Alemania, 1956: niños junto a un tanque
El miedo y la libertad es uno de esos libros que resulta satisfactorio leer aunque no se esté de acuerdo con algunas de las tesis del autor, o incluso con la principal, que en este caso es la de buscar en la II Guerra Mundial el origen de buena parte de los problemas del mundo actual. Su punto fuerte es su capacidad para combinar en una narración que capta el interés del lector tanto historias de cómo afectó la guerra a personas concretas, una por capítulo, como análisis más amplios y reflexiones éticas. Sus puntos débiles son sus tendencias al relativismo moral y a la simplificación de los análisis.Las historias individuales resultan fascinantes y demuestran, una vez más, cómo solo a través de personas concretas podemos captar de verdad lo que significó una experiencia histórica, sobre todo en el caso de experiencias tan terribles como las narradas en este libro. Nos encontramos con un médico japonés que participó en vivisecciones de prisioneros chinos y que cuando años después adquirió conciencia de su culpa y la confesó se encontró con el repudio de sus antiguos colegas; con un joven estadounidense que participó en la investigación de los crímenes nazis y se sintió defraudado por las limitaciones con las que se encontró; con un niño judío que sobrevivió al holocausto y que llegado a Israel se encontró con que tenía que abandonar su lengua materna, el alemán, y adaptarse a una identidad nueva; con un jamaicano que fue bien recibido en Gran Bretaña cuando se alistó para combatir, pero se encontró con múltiples muestras de xenofobia cuando tras la guerra volvió como emigrante económico; o con una coreana que se vio sometida a la esclavitud sexual por el ejército japonés y arrastró ese trauma toda la vida.
La variedad de los casos mencionados es representativa de la gran diversidad de temas tratados en el libro, que incluyen la planificación utópica, la economía mundial, el derecho internacional, las rivalidades geopolíticas, la descolonización y el nacionalismo, entre otros. Algunas cuestiones específicas son objeto también de un tratamiento muy interesante, por ejemplo el de la actitud ante el holocausto en los primeros años de existencia de Israel, con la ambigüedad de los enérgicos pioneros que habían fundado el nuevo Estado y lo habían defendido con las armas frente a los árabes, respecto a los supervivientes, que podían ser vistos como representantes de la secular debilidad judía.

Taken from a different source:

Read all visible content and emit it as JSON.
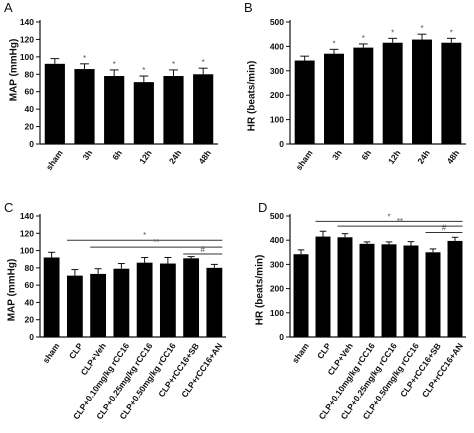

Por otra parte, el lector ingenuo pudiera concluir que el niño judío y la mujer coreana son prototipos de víctimas, que el médico japonés fue un monstruo, aunque al menos él se arrepintió, y que el abogado estadounidense y el inmigrante jamaicano han sido héroes. Sin embargo Keith Lowe (Londres, 1970) advierte contra el peligro de una memoria histórica basada en un relato épico, poblado de héroes, mártires y villanos. No le falta la razón al hacerlo, porque una memoria colectiva que simplifica la historia hasta reducirla a héroes y mártires (nosotros) y villanos y monstruos (ellos) no contribuye ni a la paz internacional ni, en el caso del recuerdo de las guerras civiles, a la convivencia nacional (véase el caso español). Sin embargo creo que Lowe va demasiado lejos cuando escribe que desde un punto de vista psicológico, no existe algo así como "una mala persona", sino solo una persona enferma o alguien atrapado en un sistema enfermo.
No hay duda de que el problema del mal es complejo pero considerar la maldad como una enfermedad conlleva el peligro de negar la responsabilidad moral individual. Y también es cierto que no debemos representarnos las guerras como un conflicto entre el bien y el mal absolutos, pero es difícil negar la superioridad moral del bando aliado en la II Guerra Mundial, a pesar de la incongruente presencia de Stalin en el bando de los "buenos". Por otra parte Lowe cae a veces en condenas demasiado categóricas de su país: ¿de verdad fueron los británicos culpables de la separación de India y Pakistán o del enfrentamiento entre árabes y judíos en Palestina?